O problema, segundo Chambriard, está na escala financeira dessa transformação. Ela afirmou ter calculado que uma carteira capaz de entregar por meio de fontes de baixo carbono quantidade equivalente de energia à atual exigiria elevar substancialmente o investimento quinquenal. Como comparação, citou um salto de aproximadamente US$ 110 bilhões para US$ 175 bilhões.

“Projeto de baixo carbono, por unidade de entrega de energia, é muito, muito mais caro”, declarou.

Por isso, a presidente atribuiu ao centro de pesquisas da Petrobras um papel decisivo. Para ela, o desafio das próximas décadas será semelhante ao enfrentado no desenvolvimento do pré-sal: transformar tecnologias inicialmente caras em projetos economicamente viáveis.

“Nós vamos precisar fazer tudo de novo agora para as renováveis serem econômicas”, afirmou.

A dimensão do desafio aparece nas projeções para 2050. Chambriard calcula que a Petrobras precisará incorporar aproximadamente 9 bilhões de barris de óleo equivalente para compensar o declínio dos campos atuais e sustentar sua produção. Paralelamente, para que entre 7% e 12% da energia entregue pela companhia venha de fontes de baixo carbono, será necessária uma capacidade de geração renovável que ela comparou a aproximadamente duas vezes a produção anual da Eletrobras.

“Metade de uma Petrobras em duas décadas e meia ou duas Eletrobras em duas décadas e meia”, resumiu.

Para Chambriard, esse esforço não pode ser separado da discussão sobre o desenvolvimento econômico brasileiro.

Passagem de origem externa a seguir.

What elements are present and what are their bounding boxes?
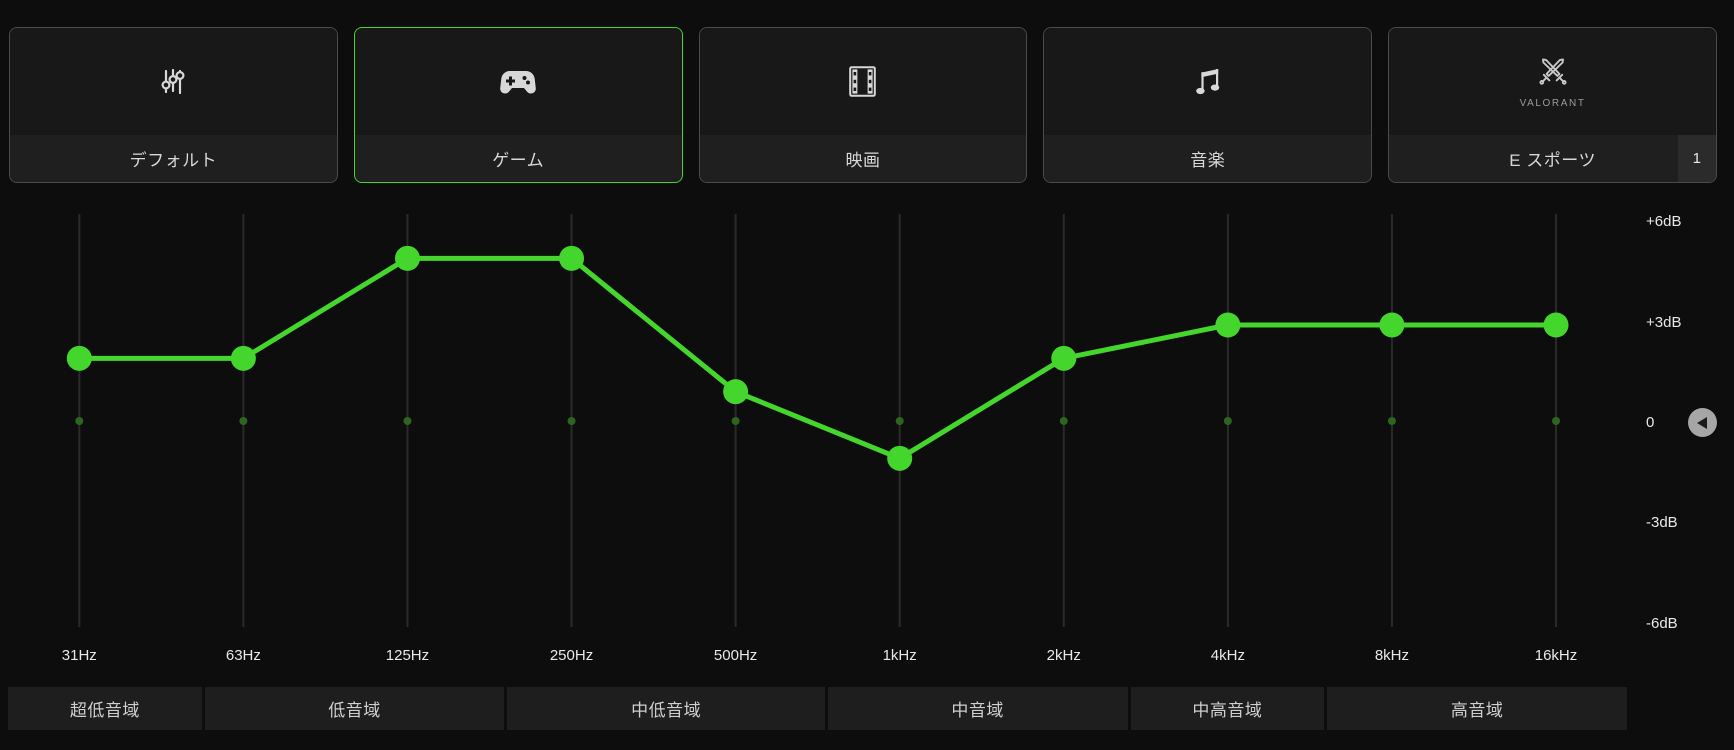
frequency-label: 8kHz [1374,647,1410,664]
film-strip-icon [849,66,877,97]
eq-zero-marker [1223,417,1232,425]
eq-zero-marker [75,417,84,425]
preset-card-label-strip: デフォルト [10,135,337,182]
band-group-label: 低音域 [204,687,505,730]
eq-node-8kHz[interactable] [1379,312,1405,338]
eq-node-125Hz[interactable] [394,245,420,271]
preset-card-label: E スポーツ [1509,151,1596,170]
eq-curve [79,255,1557,461]
db-scale-label: -6dB [1646,614,1678,632]
db-scale-label: +3dB [1646,313,1682,331]
band-group-label: 超低音域 [8,687,202,730]
preset-card-label: 映画 [845,151,881,170]
eq-node-4kHz[interactable] [1215,312,1241,338]
eq-zero-marker [1387,417,1396,425]
band-group-label: 中音域 [827,687,1128,730]
gamepad-icon [500,70,537,93]
preset-count-badge: 1 [1677,135,1716,182]
preset-card-music[interactable]: 音楽 [1043,27,1373,183]
eq-zero-marker [895,417,904,425]
music-note-icon [1195,68,1219,94]
frequency-label: 63Hz [225,647,261,664]
preset-card-icon-area [354,28,682,135]
preset-card-default[interactable]: デフォルト [9,27,338,183]
db-scale-label: 0 [1646,414,1655,431]
frequency-label: 16kHz [1534,647,1578,664]
eq-node-1kHz[interactable] [887,445,913,471]
preset-cards-row: デフォルト ゲーム [9,27,1717,183]
band-group-label: 中低音域 [507,687,825,730]
eq-zero-marker [403,417,412,425]
frequency-label: 250Hz [549,647,594,664]
preset-card-label: 音楽 [1190,151,1226,170]
preset-card-icon-area [10,28,337,135]
preset-card-label-strip: 音楽 [1044,135,1372,182]
frequency-label: 31Hz [61,647,97,664]
preset-card-label: ゲーム [492,151,545,170]
preset-card-icon-area: VALORANT [1389,28,1716,135]
band-group-label: 高音域 [1327,687,1627,730]
preset-card-icon-area [1044,28,1372,135]
preset-card-game[interactable]: ゲーム [353,27,683,183]
preset-card-label-strip: ゲーム [354,135,682,182]
preset-card-esports[interactable]: VALORANT E スポーツ 1 [1388,27,1717,183]
frequency-label: 1kHz [882,647,917,664]
eq-node-2kHz[interactable] [1051,345,1077,371]
eq-zero-marker [1552,417,1561,425]
preset-card-label: デフォルト [129,151,218,170]
eq-zero-marker [567,417,576,425]
band-group-strips: 超低音域 低音域 中低音域 中音域 中高音域 高音域 [8,687,1627,730]
frequency-label: 2kHz [1046,647,1081,664]
preset-card-label-strip: 映画 [699,135,1027,182]
crossed-swords-icon [1539,58,1567,85]
frequency-label: 125Hz [385,647,430,664]
frequency-label: 500Hz [713,647,758,664]
eq-node-250Hz[interactable] [559,245,585,271]
db-scale-label: -3dB [1646,514,1678,532]
db-scale-label: +6dB [1646,213,1682,231]
eq-node-500Hz[interactable] [723,379,749,405]
eq-node-16kHz[interactable] [1543,312,1569,338]
eq-node-31Hz[interactable] [66,345,92,371]
band-group-label: 中高音域 [1130,687,1325,730]
eq-node-63Hz[interactable] [230,345,256,371]
reset-arrow-button[interactable] [1688,408,1717,437]
eq-zero-marker [731,417,740,425]
preset-card-movie[interactable]: 映画 [698,27,1028,183]
equalizer-sliders-icon [161,68,185,94]
preset-card-icon-area [699,28,1027,135]
preset-card-label-strip: E スポーツ 1 [1389,135,1716,182]
valorant-sublabel: VALORANT [1519,97,1586,109]
eq-zero-marker [1059,417,1068,425]
frequency-label: 4kHz [1210,647,1245,664]
left-triangle-icon [1696,416,1707,429]
eq-zero-marker [239,417,248,425]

Ela argumentou que o consumo energético por habitante no Brasil ainda está abaixo da média mundial e que elevar a renda e as condições de vida exigirá ampliar a oferta total de energia, mesmo enquanto o país reduz a intensidade de carbono de sua matriz.

A presidente afirmou que o Brasil consome aproximadamente 50 gigajoules por habitante ao ano, ante uma média mundial de cerca de 72. Na sua avaliação, aproximar o país dos padrões das economias desenvolvidas exigirá um aumento expressivo da oferta energética nas próximas décadas.

“Energia é igual a desenvolvimento econômico e social. Bem-estar social depende de energia”, afirmou.

Nesse cenário, a Petrobras pretende continuar respondendo por aproximadamente um terço das necessidades energéticas brasileiras. Chambriard disse que o restante exigirá planejamento público, financiamento e participação de outras empresas e instituições. Ela contou ter levado essa discussão ao presidente do BNDES, Aloizio Mercadante, destacando a necessidade de estruturar mecanismos de financiamento para os investimentos de longo prazo.

“Estamos segurando o nosso terço. Precisamos que alguém se responsabilize pela construção desse norte que vai gerar os outros dois terços, porque os três terços é o Brasil que a gente quer”, afirmou.

Na conclusão da palestra, Chambriard defendeu que segurança energética e política climática sejam planejadas de maneira conjunta. Para ela, garantir abastecimento ignorando emissões seria incompatível com as necessidades ambientais, mas uma política climática que desconsidere disponibilidade, preço e demanda energética também enfrentaria limites econômicos e sociais.

“A gente não pode ter um plano climático descasado de um plano de segurança energética e também não pode ter um plano de segurança energética que emita tudo possível”, afirmou.

A estratégia apresentada pela presidente da Petrobras para as próximas décadas, portanto, combina exploração de novas reservas, expansão do refino, recuperação da indústria naval e de fertilizantes, investimentos em infraestrutura e avanço gradual das fontes de baixo carbono. O objetivo declarado é preservar o peso da estatal no sistema energético brasileiro mesmo depois do pico de produção do pré-sal.

“Esse é o desafio para que a gente mantenha a importância da Petrobras nas próximas décadas”, afirmou Chambriard. “A Petrobras não tem medo de desafio. Nós estamos aqui para isso.”